SOAJS Environments are each equipped with a registry that contains information such as security encryption phrases, logging configuration, domain information, infrastructure deployment driver and how to connect to it ... etc

In Addition SOAJS also provides the ability to extend the default registry and allow you to have add custom entries that you need in your code.

The registry is pulled from the database and cached in memory for every microservice that launches in the environment. The registry is then reloaded when the caching limit runs out.

Changes you make take effect once the registry is auto reloaded or if you force a reload registry maintenance operation.

You can learn more about SOAJS registry and what it offers on this page.



Objective


  1. Managing Registries
    1. Edit Registry
    2. Key Security Update
  2. Custom Registry
  3. Access the Registry in the code




Managing Registries


Head to the Deploy pillar, you will notice that in the left sidebar a drop down appears in RED. This drop down contains the codes of all the environments you have created so far. 

Click on Registries Module, the registry of the environment you have selected in the drop down show up.

From that interface you can learn about all the configuration that this registry currently offers to all the microservices and daemons that are running in this environment.

Every time you create a new environment, SOAJS creates a registry for it and stores it in the core database by default.

Edit Registry 


You can edit the registry of an environment and update all the settings it contains except the environment code.

Some of the settings get updated once you trigger the reload registry maintenance operation of the services running in this environment whereas other settings require you restart the services so that the effect takes place.

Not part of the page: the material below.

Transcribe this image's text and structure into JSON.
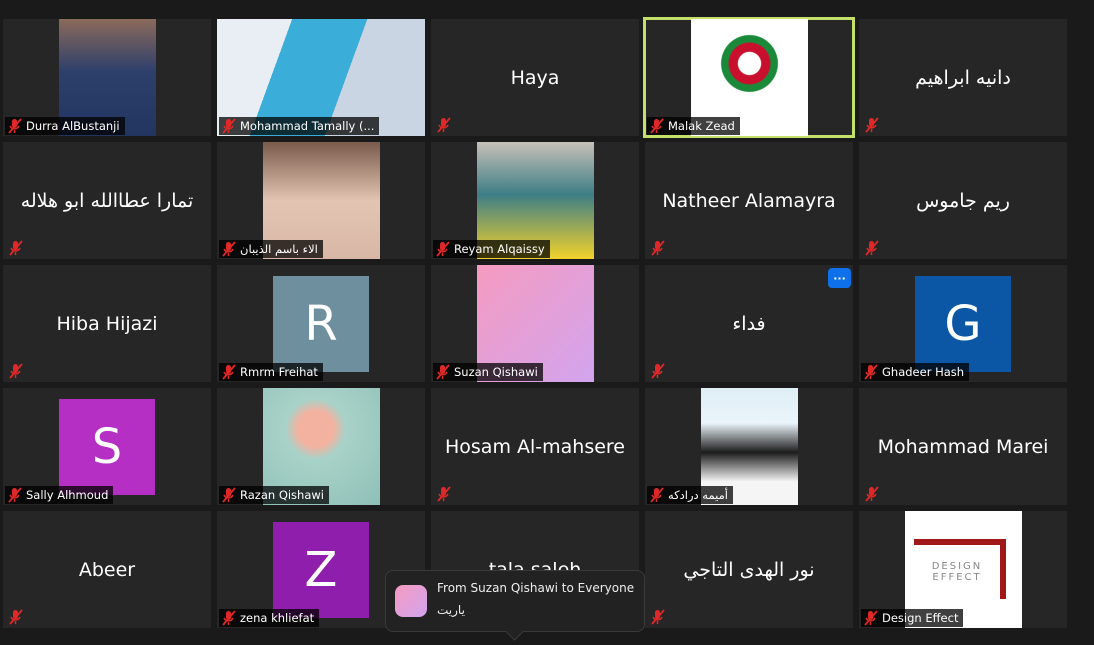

Either way, the UI interface displays and elaborates which settings requires a service restart and which don't.


Key Security Update

While editing your registry, you notice a section at the bottom named tenant key security with a highlighted Note box above its form.

This section is highly sensitive as it allows you to change the security encryption phrase that is used to encrypt all the tenants that have keys associated with this environment.

Changing the security phrase in any environment will trigger a background process that loops around all the tenants you have and:

  1. Flag all old keys for this environment as deprecated
  2. Generate new keys for this environment and update all the tenants affected.

If the environment happens to be Dashboard, SOAJS will prompt you with a new external key value that YOU MUST CHANGE in the settings.js of the UI that loads via Nginx, otherwise all the calls that the UI makes after this event will fail since the key it contains is now deprecated.

The same behavior happens in every environment, once you change the security phrase, make sure to update the interfaces & devices that integrates with your APIs by changing the key values to the newly generated ones otherwise all calls to your APIs will fail.

Note:

Concerning the Dashboard UI Interface, the settings.js that the default SOAJS dashboard uses resides in: https://github.com/soajs/soajs.dashboard.ui/settings.js and the default external key is on line 3.

The wizard will inform you about the update after it happens along with the instructions you should do to move forward. 




Custom Registry


Custom registries are accessible after you create an environment and allow you to extend the default registry add your own configuration entries.

Custom registries:

  • Support all data types
  • Can be locked, thus only get modified by the creator or the root owner
  • Shared among environments
  • Plugged and Unplugged from the registry ( only plugged entries in the registry can be access via the code )


Accessing the Registry in the code


The registry provide private configuration related to the environment that services and daemons are operating in. These inputs are acquired from the registry via SOAJS object at runtime: req.soajs.registry and contain registry and custom registry settings.

You can read in depth about all the properties and information that the registry supplies inside the SOAJS Space → Registry section.